There is no denying that some law firms view alternative legal services providers such as Factor as competitors, particularly for corporate legal work.
But over the past year, Factor has demonstrated that it can have highly productive partnerships with law firms, as it did in a unique partnership with Allen & Overy to provide LIBOR remediation, and then did again in a partnership with Akin Gump to manage transactions for a renewable energy fund, a partnership that reportedly resulted in cost reductions of 60%.
Now, building on these experiences, Factor is launching a productized, tech-enabled Legal Transaction Optimization service specifically for law firms. The service will provide transaction management, due diligence and documentation support to deal teams.
The value proposition for law firms is that the service enables them to meet clients’ demands for lowering the cost of their services, while also freeing the firm’s legal professionals to focus on higher-value aspects of deals.
“By transferring the transaction management work to a more tech-enabled, cost-competitive platform, law firms win more deals, boost margins and direct their associates to premium work,” says Factor, which spun off in 2019 from alternative legal services provider Axiom.
Specific services Factor will offer firms include:
- Transaction management. Checklist maintenance, signatures, centralized coordination, document routing, and closing set assembly.
- Due diligence. Maintaining the due diligence questionnaire and the review of underlying documents.
- Documentation. Ancillary agreements, templated contracts (e.g. under a fund umbrella developed by the law firm), side documents, consents, assignments, novations, and others.
Ed Sohn, head of solutions at Factor, told me during an interview Friday that in transactional practice, much of the high-volume work is still being done by first- and second-year associates. While the work is important to the deal, it is not strategic advisory work, and clients do not way to pay firms’ hourly rates to get it done.
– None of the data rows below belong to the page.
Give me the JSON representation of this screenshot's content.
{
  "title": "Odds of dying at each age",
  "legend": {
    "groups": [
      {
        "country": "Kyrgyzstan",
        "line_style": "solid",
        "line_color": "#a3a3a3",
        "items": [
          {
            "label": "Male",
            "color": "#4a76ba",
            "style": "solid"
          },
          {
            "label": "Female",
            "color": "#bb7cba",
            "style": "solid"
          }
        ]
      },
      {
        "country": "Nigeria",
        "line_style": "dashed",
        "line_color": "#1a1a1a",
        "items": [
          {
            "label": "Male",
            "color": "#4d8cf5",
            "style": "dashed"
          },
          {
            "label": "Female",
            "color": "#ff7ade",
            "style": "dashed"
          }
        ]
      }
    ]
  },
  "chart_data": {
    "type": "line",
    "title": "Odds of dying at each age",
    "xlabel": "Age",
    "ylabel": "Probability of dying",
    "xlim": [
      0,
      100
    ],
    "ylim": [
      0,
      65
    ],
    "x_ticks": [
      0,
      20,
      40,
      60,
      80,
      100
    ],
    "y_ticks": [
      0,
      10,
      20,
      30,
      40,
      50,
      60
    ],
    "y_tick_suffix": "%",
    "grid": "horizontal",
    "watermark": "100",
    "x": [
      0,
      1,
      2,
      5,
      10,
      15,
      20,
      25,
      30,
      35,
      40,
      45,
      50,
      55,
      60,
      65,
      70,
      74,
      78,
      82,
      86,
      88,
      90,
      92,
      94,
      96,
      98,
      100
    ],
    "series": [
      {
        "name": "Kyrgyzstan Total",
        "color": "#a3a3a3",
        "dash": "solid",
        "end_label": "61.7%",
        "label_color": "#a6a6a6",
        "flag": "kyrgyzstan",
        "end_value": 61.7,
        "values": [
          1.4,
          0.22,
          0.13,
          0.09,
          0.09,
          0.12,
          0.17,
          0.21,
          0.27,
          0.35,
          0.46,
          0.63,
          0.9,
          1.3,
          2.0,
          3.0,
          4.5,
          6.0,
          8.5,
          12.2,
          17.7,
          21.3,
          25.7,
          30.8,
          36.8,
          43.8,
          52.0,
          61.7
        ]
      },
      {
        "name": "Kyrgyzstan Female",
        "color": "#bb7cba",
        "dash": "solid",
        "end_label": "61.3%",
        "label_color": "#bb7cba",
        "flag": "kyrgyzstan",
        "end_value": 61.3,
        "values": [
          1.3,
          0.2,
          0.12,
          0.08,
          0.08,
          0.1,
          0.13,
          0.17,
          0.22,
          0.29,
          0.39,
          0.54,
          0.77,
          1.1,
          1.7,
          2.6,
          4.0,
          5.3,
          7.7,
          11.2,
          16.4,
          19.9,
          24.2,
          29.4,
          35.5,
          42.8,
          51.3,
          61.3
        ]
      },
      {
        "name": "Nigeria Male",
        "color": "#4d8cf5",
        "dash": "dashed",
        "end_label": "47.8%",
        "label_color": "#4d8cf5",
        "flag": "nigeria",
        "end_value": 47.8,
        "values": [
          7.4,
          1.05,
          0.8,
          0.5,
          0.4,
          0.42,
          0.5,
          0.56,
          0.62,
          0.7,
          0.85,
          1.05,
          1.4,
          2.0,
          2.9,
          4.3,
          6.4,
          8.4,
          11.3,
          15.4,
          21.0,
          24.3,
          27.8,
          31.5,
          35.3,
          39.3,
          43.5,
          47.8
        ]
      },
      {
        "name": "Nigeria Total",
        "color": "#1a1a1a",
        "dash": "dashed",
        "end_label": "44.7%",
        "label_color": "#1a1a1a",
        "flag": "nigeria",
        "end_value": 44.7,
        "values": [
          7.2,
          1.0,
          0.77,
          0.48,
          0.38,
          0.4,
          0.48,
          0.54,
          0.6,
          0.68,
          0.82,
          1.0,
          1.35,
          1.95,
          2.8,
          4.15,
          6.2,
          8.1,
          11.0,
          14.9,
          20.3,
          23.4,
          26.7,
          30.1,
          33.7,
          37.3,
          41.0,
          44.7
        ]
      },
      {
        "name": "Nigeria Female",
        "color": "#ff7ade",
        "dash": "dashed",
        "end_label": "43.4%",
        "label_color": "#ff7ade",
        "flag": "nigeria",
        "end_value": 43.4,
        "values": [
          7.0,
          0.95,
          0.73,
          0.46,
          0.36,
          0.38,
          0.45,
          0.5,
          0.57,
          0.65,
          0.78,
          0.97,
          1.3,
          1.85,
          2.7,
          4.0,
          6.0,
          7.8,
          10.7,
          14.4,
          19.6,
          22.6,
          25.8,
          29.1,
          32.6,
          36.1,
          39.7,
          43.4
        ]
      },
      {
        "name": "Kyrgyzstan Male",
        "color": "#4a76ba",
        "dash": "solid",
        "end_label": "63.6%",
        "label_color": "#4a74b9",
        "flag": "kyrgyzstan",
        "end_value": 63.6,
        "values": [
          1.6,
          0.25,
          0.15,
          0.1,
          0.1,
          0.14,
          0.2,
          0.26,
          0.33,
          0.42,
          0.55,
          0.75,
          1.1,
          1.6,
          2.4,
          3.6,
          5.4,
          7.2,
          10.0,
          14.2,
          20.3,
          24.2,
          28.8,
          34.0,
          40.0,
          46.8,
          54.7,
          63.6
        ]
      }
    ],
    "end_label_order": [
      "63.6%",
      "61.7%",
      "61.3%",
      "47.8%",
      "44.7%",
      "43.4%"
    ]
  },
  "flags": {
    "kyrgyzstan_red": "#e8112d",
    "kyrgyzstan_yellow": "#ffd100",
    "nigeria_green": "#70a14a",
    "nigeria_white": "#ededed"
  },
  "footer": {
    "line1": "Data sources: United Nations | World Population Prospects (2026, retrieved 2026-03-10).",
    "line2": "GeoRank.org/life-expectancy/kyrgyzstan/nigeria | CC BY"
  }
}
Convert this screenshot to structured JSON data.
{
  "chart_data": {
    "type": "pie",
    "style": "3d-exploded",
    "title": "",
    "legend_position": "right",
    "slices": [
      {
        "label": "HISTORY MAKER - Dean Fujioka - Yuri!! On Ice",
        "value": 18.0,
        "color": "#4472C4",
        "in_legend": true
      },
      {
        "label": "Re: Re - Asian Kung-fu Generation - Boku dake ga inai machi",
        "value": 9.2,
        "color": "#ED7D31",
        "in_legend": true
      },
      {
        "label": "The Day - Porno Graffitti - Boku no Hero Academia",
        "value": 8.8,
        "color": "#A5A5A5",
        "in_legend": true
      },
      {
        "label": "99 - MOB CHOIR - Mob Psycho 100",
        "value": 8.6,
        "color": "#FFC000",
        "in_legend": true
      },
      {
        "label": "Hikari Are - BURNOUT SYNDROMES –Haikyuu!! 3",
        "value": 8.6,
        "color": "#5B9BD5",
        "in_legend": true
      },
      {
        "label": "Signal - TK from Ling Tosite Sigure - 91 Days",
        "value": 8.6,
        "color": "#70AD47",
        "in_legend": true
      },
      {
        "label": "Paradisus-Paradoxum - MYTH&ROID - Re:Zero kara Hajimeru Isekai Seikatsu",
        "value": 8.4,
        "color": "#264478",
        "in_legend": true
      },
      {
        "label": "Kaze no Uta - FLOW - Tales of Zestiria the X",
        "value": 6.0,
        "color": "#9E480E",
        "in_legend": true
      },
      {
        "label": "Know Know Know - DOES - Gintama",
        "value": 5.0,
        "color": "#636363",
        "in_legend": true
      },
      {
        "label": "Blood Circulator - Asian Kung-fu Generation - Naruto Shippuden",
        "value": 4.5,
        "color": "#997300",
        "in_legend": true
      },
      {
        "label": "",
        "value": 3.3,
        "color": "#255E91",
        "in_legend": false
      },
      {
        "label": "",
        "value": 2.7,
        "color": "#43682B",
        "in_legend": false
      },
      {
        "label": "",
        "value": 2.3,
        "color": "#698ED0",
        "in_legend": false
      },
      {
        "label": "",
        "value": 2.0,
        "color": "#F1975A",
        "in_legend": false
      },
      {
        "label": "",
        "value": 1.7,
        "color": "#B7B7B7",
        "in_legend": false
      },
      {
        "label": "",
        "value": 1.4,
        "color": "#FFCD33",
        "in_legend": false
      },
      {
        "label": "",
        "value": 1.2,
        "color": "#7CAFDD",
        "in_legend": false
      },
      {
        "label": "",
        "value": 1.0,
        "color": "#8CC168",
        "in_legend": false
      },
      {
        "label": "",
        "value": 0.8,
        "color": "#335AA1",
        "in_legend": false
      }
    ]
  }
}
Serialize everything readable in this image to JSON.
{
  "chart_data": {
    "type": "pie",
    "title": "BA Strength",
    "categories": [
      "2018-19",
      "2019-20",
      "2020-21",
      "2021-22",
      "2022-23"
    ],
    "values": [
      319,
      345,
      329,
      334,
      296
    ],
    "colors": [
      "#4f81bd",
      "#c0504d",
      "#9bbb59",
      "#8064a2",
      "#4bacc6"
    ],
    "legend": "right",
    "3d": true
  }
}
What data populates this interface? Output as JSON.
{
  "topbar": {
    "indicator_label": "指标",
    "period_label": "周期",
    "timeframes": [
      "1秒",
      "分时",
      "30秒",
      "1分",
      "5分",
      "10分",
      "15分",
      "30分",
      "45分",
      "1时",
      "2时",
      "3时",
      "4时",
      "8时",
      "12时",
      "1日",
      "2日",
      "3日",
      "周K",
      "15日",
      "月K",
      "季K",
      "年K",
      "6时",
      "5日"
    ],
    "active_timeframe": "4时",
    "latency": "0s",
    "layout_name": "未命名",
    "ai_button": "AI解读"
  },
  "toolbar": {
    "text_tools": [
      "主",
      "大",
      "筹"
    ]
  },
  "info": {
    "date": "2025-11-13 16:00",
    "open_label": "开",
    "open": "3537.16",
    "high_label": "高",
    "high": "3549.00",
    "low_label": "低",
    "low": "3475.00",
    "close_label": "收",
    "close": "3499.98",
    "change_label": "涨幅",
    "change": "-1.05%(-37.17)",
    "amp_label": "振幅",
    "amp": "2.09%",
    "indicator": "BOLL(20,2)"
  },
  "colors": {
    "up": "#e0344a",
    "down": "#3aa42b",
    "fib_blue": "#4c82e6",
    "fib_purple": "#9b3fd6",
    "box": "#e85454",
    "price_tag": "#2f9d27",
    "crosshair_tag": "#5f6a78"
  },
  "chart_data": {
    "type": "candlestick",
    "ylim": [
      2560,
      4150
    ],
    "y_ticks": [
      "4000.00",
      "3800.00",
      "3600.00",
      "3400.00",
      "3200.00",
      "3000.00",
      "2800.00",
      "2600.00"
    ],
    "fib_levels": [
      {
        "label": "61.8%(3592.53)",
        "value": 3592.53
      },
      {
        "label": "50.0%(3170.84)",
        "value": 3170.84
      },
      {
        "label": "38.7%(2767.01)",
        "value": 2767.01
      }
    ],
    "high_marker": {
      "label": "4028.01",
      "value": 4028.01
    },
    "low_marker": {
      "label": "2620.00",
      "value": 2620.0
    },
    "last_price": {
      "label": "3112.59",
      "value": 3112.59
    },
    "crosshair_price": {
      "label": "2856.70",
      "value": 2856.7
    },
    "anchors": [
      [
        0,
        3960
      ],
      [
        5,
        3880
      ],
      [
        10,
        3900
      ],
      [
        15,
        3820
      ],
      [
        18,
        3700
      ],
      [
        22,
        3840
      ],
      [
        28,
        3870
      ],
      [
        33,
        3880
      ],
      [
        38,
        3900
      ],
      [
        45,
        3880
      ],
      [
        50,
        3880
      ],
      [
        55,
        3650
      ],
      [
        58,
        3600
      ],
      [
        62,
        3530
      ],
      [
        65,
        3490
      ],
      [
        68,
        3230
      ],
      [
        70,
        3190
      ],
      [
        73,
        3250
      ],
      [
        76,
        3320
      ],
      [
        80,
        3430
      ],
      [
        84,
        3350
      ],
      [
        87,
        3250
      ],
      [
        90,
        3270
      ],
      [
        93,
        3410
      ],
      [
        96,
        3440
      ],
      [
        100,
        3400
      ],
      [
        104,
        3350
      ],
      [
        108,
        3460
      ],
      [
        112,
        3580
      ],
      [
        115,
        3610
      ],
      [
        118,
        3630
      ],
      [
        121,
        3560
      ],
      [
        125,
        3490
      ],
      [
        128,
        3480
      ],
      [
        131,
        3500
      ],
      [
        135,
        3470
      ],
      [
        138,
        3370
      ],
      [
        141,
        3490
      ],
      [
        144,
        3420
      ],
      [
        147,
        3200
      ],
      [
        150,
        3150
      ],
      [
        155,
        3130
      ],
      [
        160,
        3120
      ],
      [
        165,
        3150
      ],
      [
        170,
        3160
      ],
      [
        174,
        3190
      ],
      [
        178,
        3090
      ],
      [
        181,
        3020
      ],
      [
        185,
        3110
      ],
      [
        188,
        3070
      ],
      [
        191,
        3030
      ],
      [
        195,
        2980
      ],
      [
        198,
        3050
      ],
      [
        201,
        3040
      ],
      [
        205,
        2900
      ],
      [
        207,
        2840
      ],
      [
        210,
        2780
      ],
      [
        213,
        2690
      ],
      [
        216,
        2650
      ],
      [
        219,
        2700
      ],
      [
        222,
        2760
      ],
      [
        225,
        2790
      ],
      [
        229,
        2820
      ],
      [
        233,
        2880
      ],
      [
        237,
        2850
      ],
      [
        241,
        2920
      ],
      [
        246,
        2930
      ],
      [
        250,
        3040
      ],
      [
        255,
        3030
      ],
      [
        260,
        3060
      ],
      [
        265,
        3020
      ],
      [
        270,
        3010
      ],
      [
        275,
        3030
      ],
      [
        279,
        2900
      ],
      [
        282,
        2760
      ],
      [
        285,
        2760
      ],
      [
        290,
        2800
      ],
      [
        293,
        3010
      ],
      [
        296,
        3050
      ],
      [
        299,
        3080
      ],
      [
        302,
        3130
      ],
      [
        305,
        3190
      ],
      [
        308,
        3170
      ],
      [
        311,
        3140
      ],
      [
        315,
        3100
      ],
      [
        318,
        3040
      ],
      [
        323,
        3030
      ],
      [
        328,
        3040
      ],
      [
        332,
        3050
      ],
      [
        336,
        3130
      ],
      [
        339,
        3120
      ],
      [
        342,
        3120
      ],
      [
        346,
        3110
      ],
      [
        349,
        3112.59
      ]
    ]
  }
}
“We think that we figured something out to relieve some of that pressure, to be a little bit of a relief valve on cost-efficiency. And we also think that we have something in our capabilities that is really custom made for this.”
Sohn believes this new product could become the blueprint for how transactions are done in years ahead. He drew an analogy to the early days of e-discovery, when many firms resisted farming out document review to managed services companies such as Pangea3, where Sohn was formerly an executive. But as firms came to see the value of third-party managed review, they went from being adverse to the concept to embracing it.
“Today, if you had a law firm put 1,000 hours of document review on their bill, I think they’d be in trouble,” Sohn said. “That’s now become the new norm, right. … Our service here is doing something similar in the transactional world.”
Perhaps a foreshadowing of today’s product launch came in March, when Factor announced that Andrew Ballheimer, who recently retired as global managing partner at Allen & Overy, had joined its board of directors. The move was seen by some as symbolizing a bridge between traditional law practice and new forms of legal services delivery.
“Clients will continue to ask outside counsel to deliver better value. It is, therefore, the right strategic move for law firms to find ways to incorporate more cost efficiency, without cutting rates,” Ballheimer said in a statement provided by Factor. “This offering is the missing factor to complete that formula, and I believe it’s an important milestone in the evolution of the legal services market.”
Sohn said he sees this product as appropriate for virtually any types or scale of transactions, except perhaps the most high-end deals.
He envisions the typical model to involve a series of small deals that have downstream impact, such as frequent real estate transactions or project finance transactions, that are individually not gigantic, but that have downstream impact on how they are securitized or where they get turned into a derivative or utility or sale leaseback.
“That’s where we would be able to really help the law firm run very leanly and still have access to all the capability that they need to accomplish those deals.”
“This is really more about law firms,” Sohn said, “and helping them crack the profitability problem that they’re facing, and really bring best-in-breed capabilities to them, and also free up their associates to be doing the high-level work they should be doing.”